Some clinicians prescribe both simultaneously: testosterone as the daily hormonal substrate restoration and Vyleesi as the situational trigger. No published trial has evaluated this combination. The pharmacodynamic rationale is sound, but interactions have not been formally studied. If you pursue this approach, document your blood pressure and androgenic symptoms and report changes to your provider promptly.

Side Effects That Differ by Sex and Drug

Women experience bremelanotide's side effects differently than men in the development program. The most common side effects in the RECONNECT female population were nausea (40%), flushing (20%), injection-site reactions, headache, and transient blood pressure elevation. Hyperpigmentation was reported in approximately 1% of women with prolonged use, primarily in areas of skin fold or sun exposure.

Testosterone at physiologic female doses (0.5 to 1 mg/day transdermal) produces androgenic side effects in a minority of women: mild acne (5 to 10%), slight increase in facial or body hair, and clitoral enlargement with prolonged supraphysiologic exposure. The Global Consensus authors emphasize that these effects are dose-dependent and largely reversible if testosterone is discontinued.

Cardiovascular data in women are reassuring for testosterone at physiologic doses, with no significant changes in lipid profiles seen in the 36-trial dataset. Bremelanotide's transient blood pressure increase requires pre-screening in any woman with treated or untreated hypertension.

Monitoring and Follow-Up by Life Stage

Women in the reproductive years on testosterone need quarterly testosterone levels, a yearly lipid panel, and awareness of androgenic symptoms. Women in perimenopause may need estrogen co-management if GSM is present. Postmenopausal women on testosterone should also have baseline and annual lipid checks.

For Vyleesi, no laboratory monitoring is required beyond standard blood pressure awareness. Women with a history of melanoma or other pigmentation disorders should discuss the theoretical melanocortin activation risk with their dermatologist before use, as no formal oncologic safety data exist for this subgroup.

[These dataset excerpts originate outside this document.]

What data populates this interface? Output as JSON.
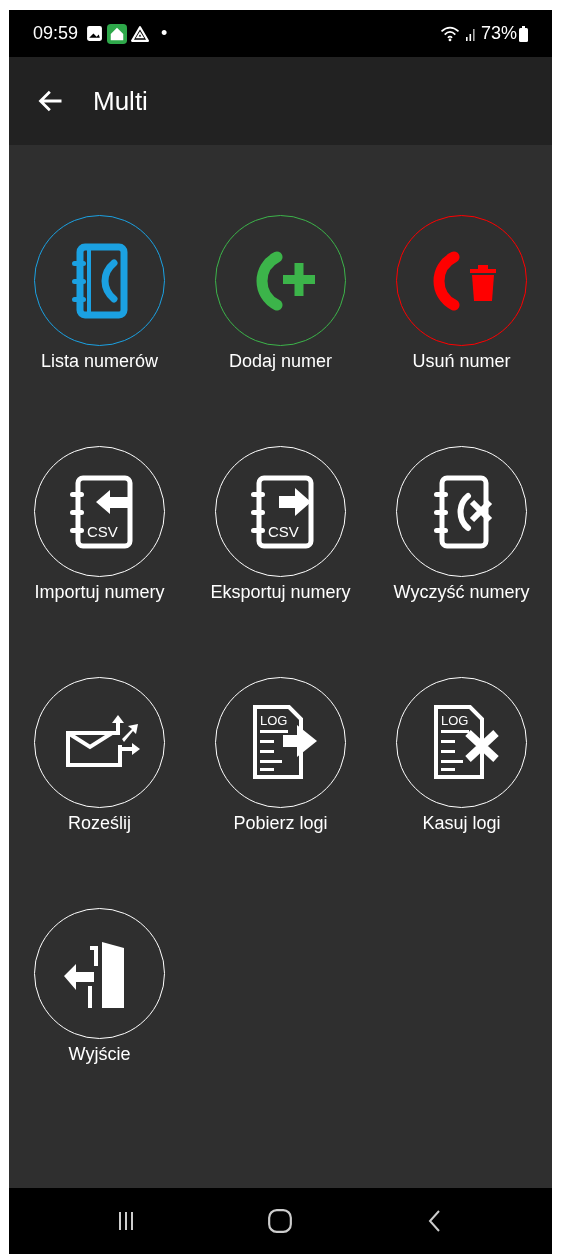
{
  "status_bar": {
    "time": "09:59",
    "dot": "•",
    "battery": "73%"
  },
  "app_bar": {
    "title": "Multi"
  },
  "tiles": [
    {
      "label": "Lista numerów",
      "kind": "phonebook",
      "color": "#1ba1e2"
    },
    {
      "label": "Dodaj numer",
      "kind": "phone-add",
      "color": "#3cb44a"
    },
    {
      "label": "Usuń numer",
      "kind": "phone-delete",
      "color": "#ff0000"
    },
    {
      "label": "Importuj numery",
      "kind": "import-csv",
      "color": "#ffffff",
      "badge": "CSV"
    },
    {
      "label": "Eksportuj numery",
      "kind": "export-csv",
      "color": "#ffffff",
      "badge": "CSV"
    },
    {
      "label": "Wyczyść numery",
      "kind": "clear-book",
      "color": "#ffffff"
    },
    {
      "label": "Roześlij",
      "kind": "broadcast",
      "color": "#ffffff"
    },
    {
      "label": "Pobierz logi",
      "kind": "log-download",
      "color": "#ffffff",
      "badge": "LOG"
    },
    {
      "label": "Kasuj logi",
      "kind": "log-delete",
      "color": "#ffffff",
      "badge": "LOG"
    },
    {
      "label": "Wyjście",
      "kind": "exit",
      "color": "#ffffff"
    }
  ]
}
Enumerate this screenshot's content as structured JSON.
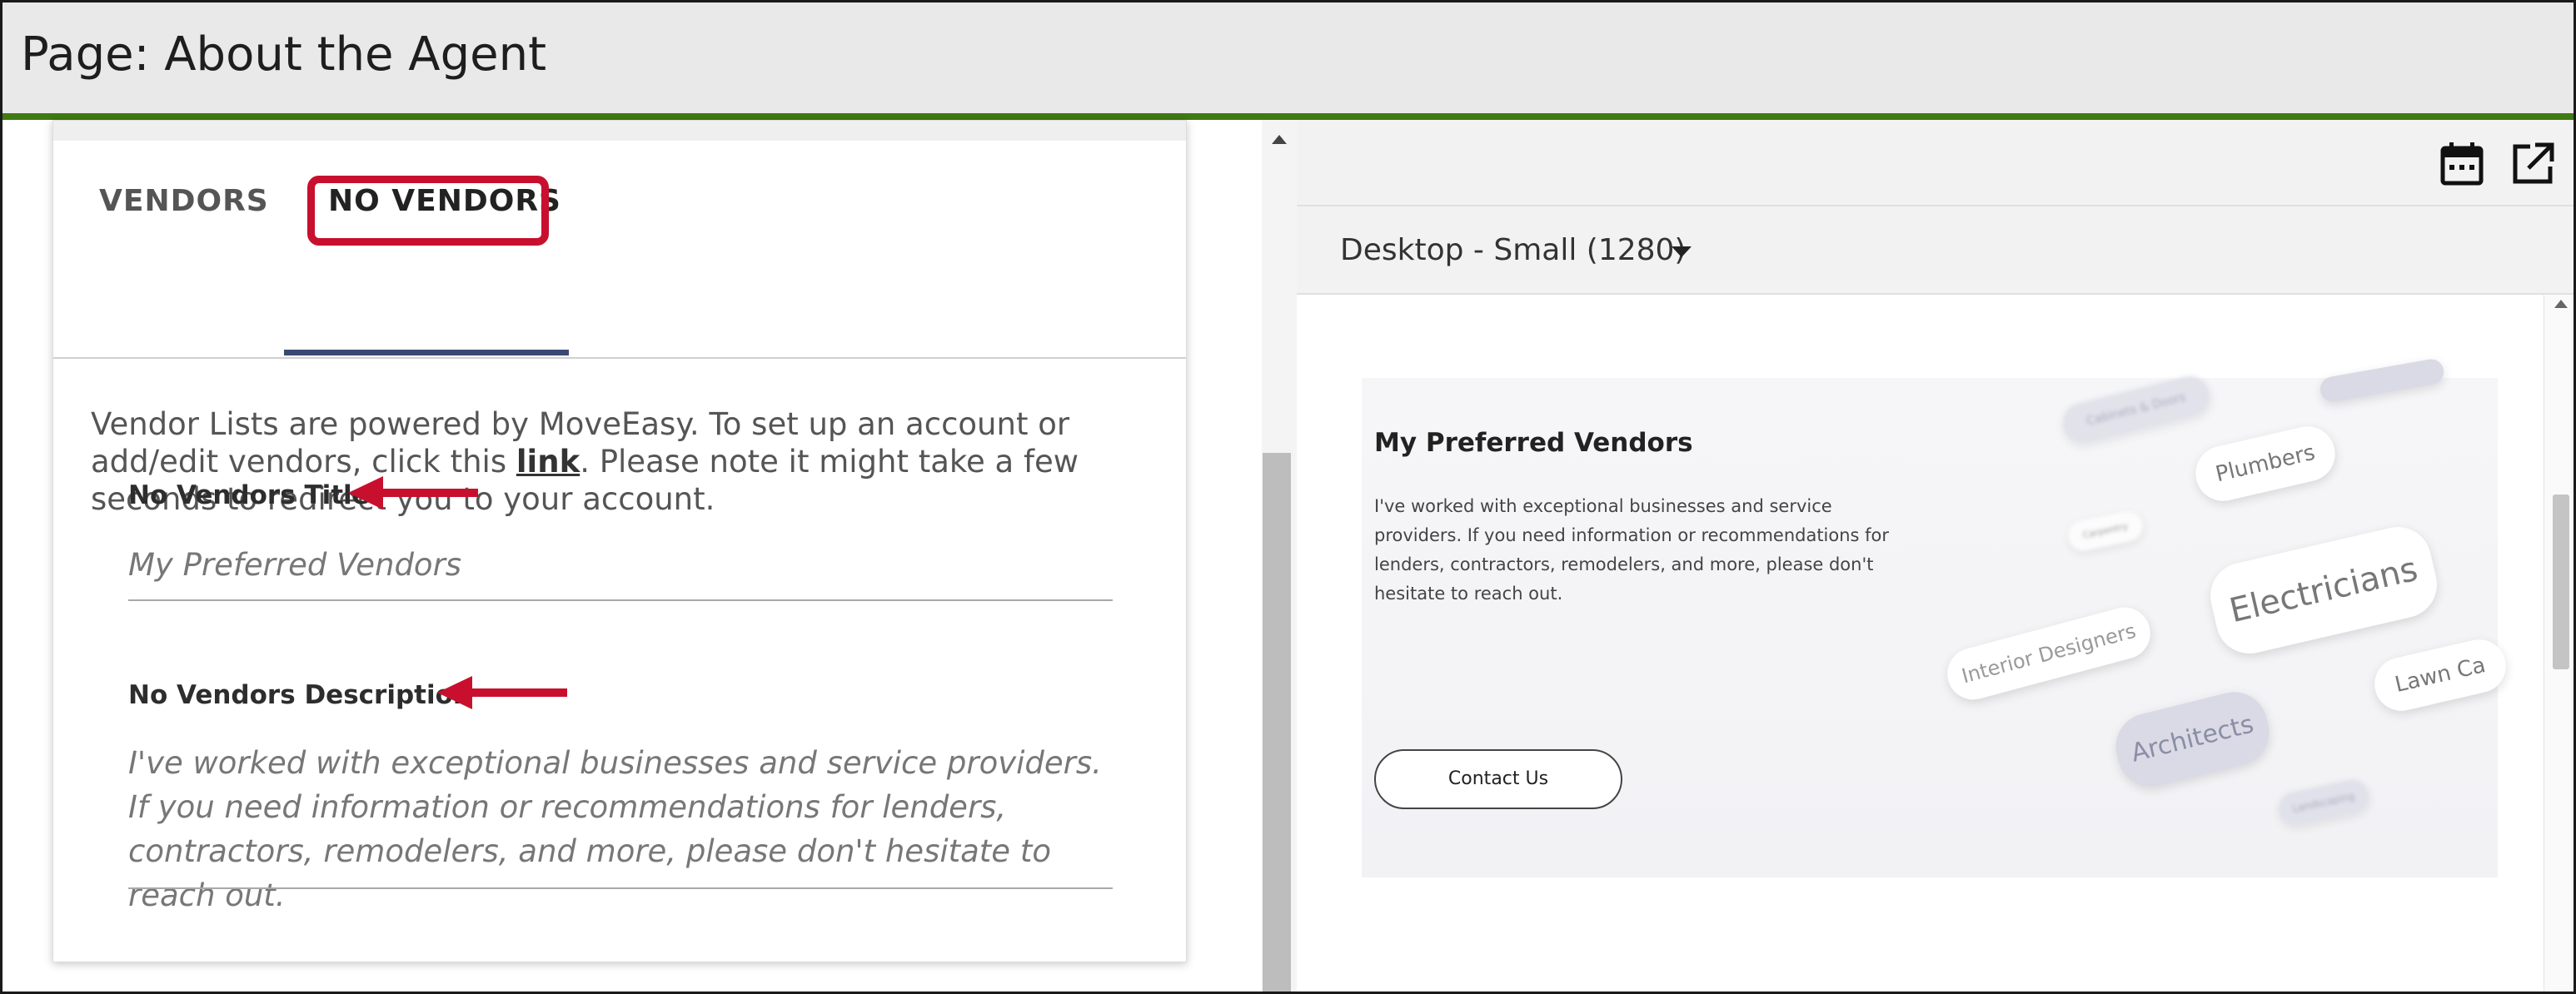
{
  "header": {
    "title": "Page: About the Agent"
  },
  "editor": {
    "tabs": [
      {
        "label": "VENDORS"
      },
      {
        "label": "NO VENDORS"
      }
    ],
    "intro": {
      "before": "Vendor Lists are powered by MoveEasy. To set up an account or add/edit vendors, click this ",
      "link": "link",
      "after": ". Please note it might take a few seconds to redirect you to your account."
    },
    "title_field": {
      "label": "No Vendors Title",
      "value": "My Preferred Vendors"
    },
    "description_field": {
      "label": "No Vendors Description",
      "value": "I've worked with exceptional businesses and service providers. If you need information or recommendations for lenders, contractors, remodelers, and more, please don't hesitate to reach out."
    }
  },
  "preview": {
    "device": "Desktop - Small (1280)",
    "heading": "My Preferred Vendors",
    "description": "I've worked with exceptional businesses and service providers. If you need information or recommendations for lenders, contractors, remodelers, and more, please don't hesitate to reach out.",
    "button": "Contact Us",
    "pills": {
      "cabinets": "Cabinets & Doors",
      "plumbers": "Plumbers",
      "carpentry": "Carpentry",
      "electricians": "Electricians",
      "interior": "Interior Designers",
      "lawn": "Lawn Ca",
      "architects": "Architects",
      "landscaping": "Landscaping"
    }
  },
  "colors": {
    "accent_green": "#3f7a12",
    "highlight_red": "#c8102e",
    "tab_underline": "#3b4a73"
  }
}
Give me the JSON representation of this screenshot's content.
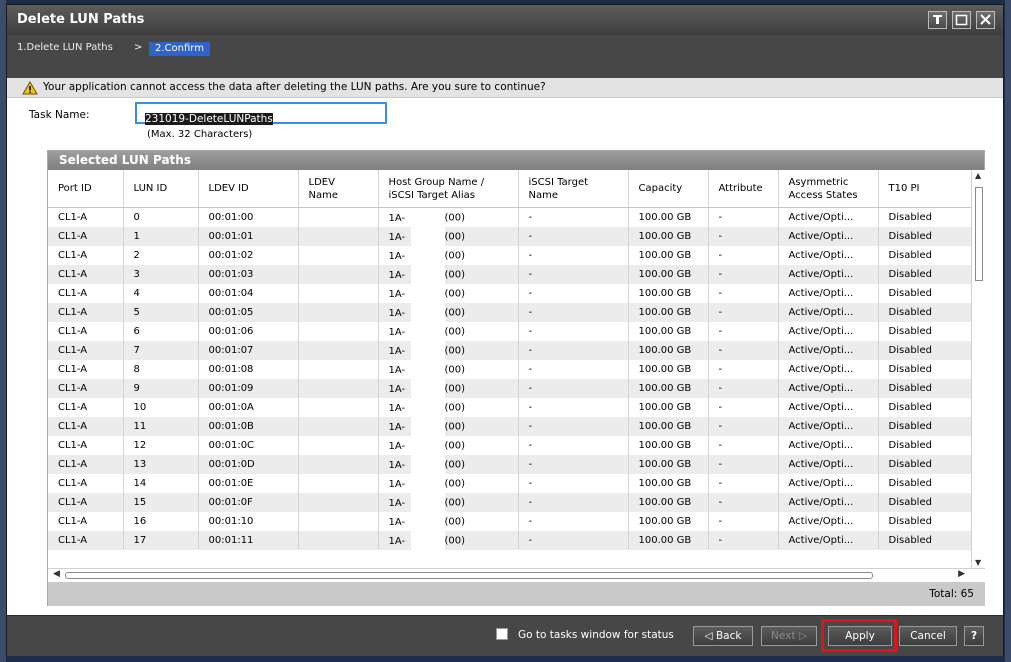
{
  "window": {
    "title": "Delete LUN Paths",
    "controls": [
      "pin-icon",
      "maximize-icon",
      "close-icon"
    ]
  },
  "breadcrumb": {
    "step1": "1.Delete LUN Paths",
    "separator": ">",
    "step2": "2.Confirm"
  },
  "warning": {
    "icon": "warning-triangle-icon",
    "text": "Your application cannot access the data after deleting the LUN paths. Are you sure to continue?"
  },
  "task": {
    "label": "Task Name:",
    "value": "231019-DeleteLUNPaths",
    "hint": "(Max. 32 Characters)"
  },
  "table": {
    "title": "Selected LUN Paths",
    "columns": [
      "Port ID",
      "LUN ID",
      "LDEV ID",
      "LDEV\nName",
      "Host Group Name /\niSCSI Target Alias",
      "iSCSI Target\nName",
      "Capacity",
      "Attribute",
      "Asymmetric\nAccess States",
      "T10 PI"
    ],
    "rows": [
      {
        "port": "CL1-A",
        "lun": "0",
        "ldev": "00:01:00",
        "ldev_name": "",
        "hg_prefix": "1A-",
        "hg_suffix": "(00)",
        "iscsi": "-",
        "capacity": "100.00 GB",
        "attribute": "-",
        "access": "Active/Opti...",
        "t10": "Disabled"
      },
      {
        "port": "CL1-A",
        "lun": "1",
        "ldev": "00:01:01",
        "ldev_name": "",
        "hg_prefix": "1A-",
        "hg_suffix": "(00)",
        "iscsi": "-",
        "capacity": "100.00 GB",
        "attribute": "-",
        "access": "Active/Opti...",
        "t10": "Disabled"
      },
      {
        "port": "CL1-A",
        "lun": "2",
        "ldev": "00:01:02",
        "ldev_name": "",
        "hg_prefix": "1A-",
        "hg_suffix": "(00)",
        "iscsi": "-",
        "capacity": "100.00 GB",
        "attribute": "-",
        "access": "Active/Opti...",
        "t10": "Disabled"
      },
      {
        "port": "CL1-A",
        "lun": "3",
        "ldev": "00:01:03",
        "ldev_name": "",
        "hg_prefix": "1A-",
        "hg_suffix": "(00)",
        "iscsi": "-",
        "capacity": "100.00 GB",
        "attribute": "-",
        "access": "Active/Opti...",
        "t10": "Disabled"
      },
      {
        "port": "CL1-A",
        "lun": "4",
        "ldev": "00:01:04",
        "ldev_name": "",
        "hg_prefix": "1A-",
        "hg_suffix": "(00)",
        "iscsi": "-",
        "capacity": "100.00 GB",
        "attribute": "-",
        "access": "Active/Opti...",
        "t10": "Disabled"
      },
      {
        "port": "CL1-A",
        "lun": "5",
        "ldev": "00:01:05",
        "ldev_name": "",
        "hg_prefix": "1A-",
        "hg_suffix": "(00)",
        "iscsi": "-",
        "capacity": "100.00 GB",
        "attribute": "-",
        "access": "Active/Opti...",
        "t10": "Disabled"
      },
      {
        "port": "CL1-A",
        "lun": "6",
        "ldev": "00:01:06",
        "ldev_name": "",
        "hg_prefix": "1A-",
        "hg_suffix": "(00)",
        "iscsi": "-",
        "capacity": "100.00 GB",
        "attribute": "-",
        "access": "Active/Opti...",
        "t10": "Disabled"
      },
      {
        "port": "CL1-A",
        "lun": "7",
        "ldev": "00:01:07",
        "ldev_name": "",
        "hg_prefix": "1A-",
        "hg_suffix": "(00)",
        "iscsi": "-",
        "capacity": "100.00 GB",
        "attribute": "-",
        "access": "Active/Opti...",
        "t10": "Disabled"
      },
      {
        "port": "CL1-A",
        "lun": "8",
        "ldev": "00:01:08",
        "ldev_name": "",
        "hg_prefix": "1A-",
        "hg_suffix": "(00)",
        "iscsi": "-",
        "capacity": "100.00 GB",
        "attribute": "-",
        "access": "Active/Opti...",
        "t10": "Disabled"
      },
      {
        "port": "CL1-A",
        "lun": "9",
        "ldev": "00:01:09",
        "ldev_name": "",
        "hg_prefix": "1A-",
        "hg_suffix": "(00)",
        "iscsi": "-",
        "capacity": "100.00 GB",
        "attribute": "-",
        "access": "Active/Opti...",
        "t10": "Disabled"
      },
      {
        "port": "CL1-A",
        "lun": "10",
        "ldev": "00:01:0A",
        "ldev_name": "",
        "hg_prefix": "1A-",
        "hg_suffix": "(00)",
        "iscsi": "-",
        "capacity": "100.00 GB",
        "attribute": "-",
        "access": "Active/Opti...",
        "t10": "Disabled"
      },
      {
        "port": "CL1-A",
        "lun": "11",
        "ldev": "00:01:0B",
        "ldev_name": "",
        "hg_prefix": "1A-",
        "hg_suffix": "(00)",
        "iscsi": "-",
        "capacity": "100.00 GB",
        "attribute": "-",
        "access": "Active/Opti...",
        "t10": "Disabled"
      },
      {
        "port": "CL1-A",
        "lun": "12",
        "ldev": "00:01:0C",
        "ldev_name": "",
        "hg_prefix": "1A-",
        "hg_suffix": "(00)",
        "iscsi": "-",
        "capacity": "100.00 GB",
        "attribute": "-",
        "access": "Active/Opti...",
        "t10": "Disabled"
      },
      {
        "port": "CL1-A",
        "lun": "13",
        "ldev": "00:01:0D",
        "ldev_name": "",
        "hg_prefix": "1A-",
        "hg_suffix": "(00)",
        "iscsi": "-",
        "capacity": "100.00 GB",
        "attribute": "-",
        "access": "Active/Opti...",
        "t10": "Disabled"
      },
      {
        "port": "CL1-A",
        "lun": "14",
        "ldev": "00:01:0E",
        "ldev_name": "",
        "hg_prefix": "1A-",
        "hg_suffix": "(00)",
        "iscsi": "-",
        "capacity": "100.00 GB",
        "attribute": "-",
        "access": "Active/Opti...",
        "t10": "Disabled"
      },
      {
        "port": "CL1-A",
        "lun": "15",
        "ldev": "00:01:0F",
        "ldev_name": "",
        "hg_prefix": "1A-",
        "hg_suffix": "(00)",
        "iscsi": "-",
        "capacity": "100.00 GB",
        "attribute": "-",
        "access": "Active/Opti...",
        "t10": "Disabled"
      },
      {
        "port": "CL1-A",
        "lun": "16",
        "ldev": "00:01:10",
        "ldev_name": "",
        "hg_prefix": "1A-",
        "hg_suffix": "(00)",
        "iscsi": "-",
        "capacity": "100.00 GB",
        "attribute": "-",
        "access": "Active/Opti...",
        "t10": "Disabled"
      },
      {
        "port": "CL1-A",
        "lun": "17",
        "ldev": "00:01:11",
        "ldev_name": "",
        "hg_prefix": "1A-",
        "hg_suffix": "(00)",
        "iscsi": "-",
        "capacity": "100.00 GB",
        "attribute": "-",
        "access": "Active/Opti...",
        "t10": "Disabled"
      }
    ],
    "total_label": "Total:",
    "total_value": "65"
  },
  "footer": {
    "checkbox_label": "Go to tasks window for status",
    "checkbox_checked": false,
    "back_label": "Back",
    "next_label": "Next",
    "apply_label": "Apply",
    "cancel_label": "Cancel",
    "help_label": "?",
    "highlight_color": "#e0141e"
  },
  "colors": {
    "accent": "#2e63c9",
    "title_bar": "#474747",
    "input_border": "#3a8ee6"
  }
}
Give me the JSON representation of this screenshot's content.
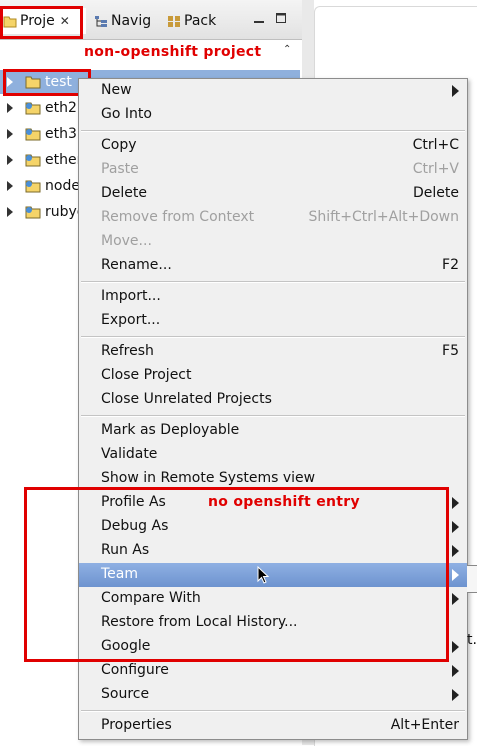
{
  "tabs": [
    {
      "label": "Proje",
      "icon": "project-explorer-icon",
      "active": true
    },
    {
      "label": "Navig",
      "icon": "navigator-icon"
    },
    {
      "label": "Pack",
      "icon": "package-explorer-icon"
    }
  ],
  "window_buttons": {
    "minimize": "minimize-icon",
    "maximize": "maximize-icon"
  },
  "annotations": {
    "top": "non-openshift project",
    "menu": "no openshift entry"
  },
  "tree": [
    {
      "label": "test",
      "selected": true
    },
    {
      "label": "eth2"
    },
    {
      "label": "eth3"
    },
    {
      "label": "ether"
    },
    {
      "label": "node"
    },
    {
      "label": "rubye"
    }
  ],
  "menu": [
    {
      "label": "New",
      "submenu": true
    },
    {
      "label": "Go Into"
    },
    {
      "separator": true
    },
    {
      "label": "Copy",
      "accel": "Ctrl+C"
    },
    {
      "label": "Paste",
      "accel": "Ctrl+V",
      "disabled": true
    },
    {
      "label": "Delete",
      "accel": "Delete"
    },
    {
      "label": "Remove from Context",
      "accel": "Shift+Ctrl+Alt+Down",
      "disabled": true
    },
    {
      "label": "Move...",
      "disabled": true
    },
    {
      "label": "Rename...",
      "accel": "F2"
    },
    {
      "separator": true
    },
    {
      "label": "Import..."
    },
    {
      "label": "Export..."
    },
    {
      "separator": true
    },
    {
      "label": "Refresh",
      "accel": "F5"
    },
    {
      "label": "Close Project"
    },
    {
      "label": "Close Unrelated Projects"
    },
    {
      "separator": true
    },
    {
      "label": "Mark as Deployable"
    },
    {
      "label": "Validate"
    },
    {
      "label": "Show in Remote Systems view"
    },
    {
      "label": "Profile As",
      "submenu": true
    },
    {
      "label": "Debug As",
      "submenu": true
    },
    {
      "label": "Run As",
      "submenu": true
    },
    {
      "label": "Team",
      "submenu": true,
      "highlighted": true
    },
    {
      "label": "Compare With",
      "submenu": true
    },
    {
      "label": "Restore from Local History..."
    },
    {
      "label": "Google",
      "submenu": true
    },
    {
      "label": "Configure",
      "submenu": true
    },
    {
      "label": "Source",
      "submenu": true
    },
    {
      "separator": true
    },
    {
      "label": "Properties",
      "accel": "Alt+Enter"
    }
  ],
  "edge_text": "t.c",
  "colors": {
    "annotation": "#e00000",
    "selection": "#8fb0dd",
    "highlight": "#7aa0d8"
  }
}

The Evidence Gap: What We Still Do Not Know

Women have been underrepresented in sexual medicine research for decades. The honest picture is this: the RECONNECT trials are the best female-specific data we have for bremelanotide, and they enrolled only premenopausal women. The testosterone literature, while larger, is dominated by postmenopausal trial populations. Premenopausal women with HSDD and testosterone deficiency are making decisions based partly on extrapolation from older women's data.

The 2019 Global Consensus explicitly stated that "there is a lack of data on the safety of testosterone therapy in women with breast cancer." Long-term cardiovascular safety data beyond 24 months of use in women are limited. And no trial has examined quality-of-life outcomes in women who cycle through both agents after partial failure of each.

This is not a reason to avoid treatment. It is a reason to work with a provider who tracks your symptoms with validated tools, checks labs, and revisits the indication every 6 to 12 months.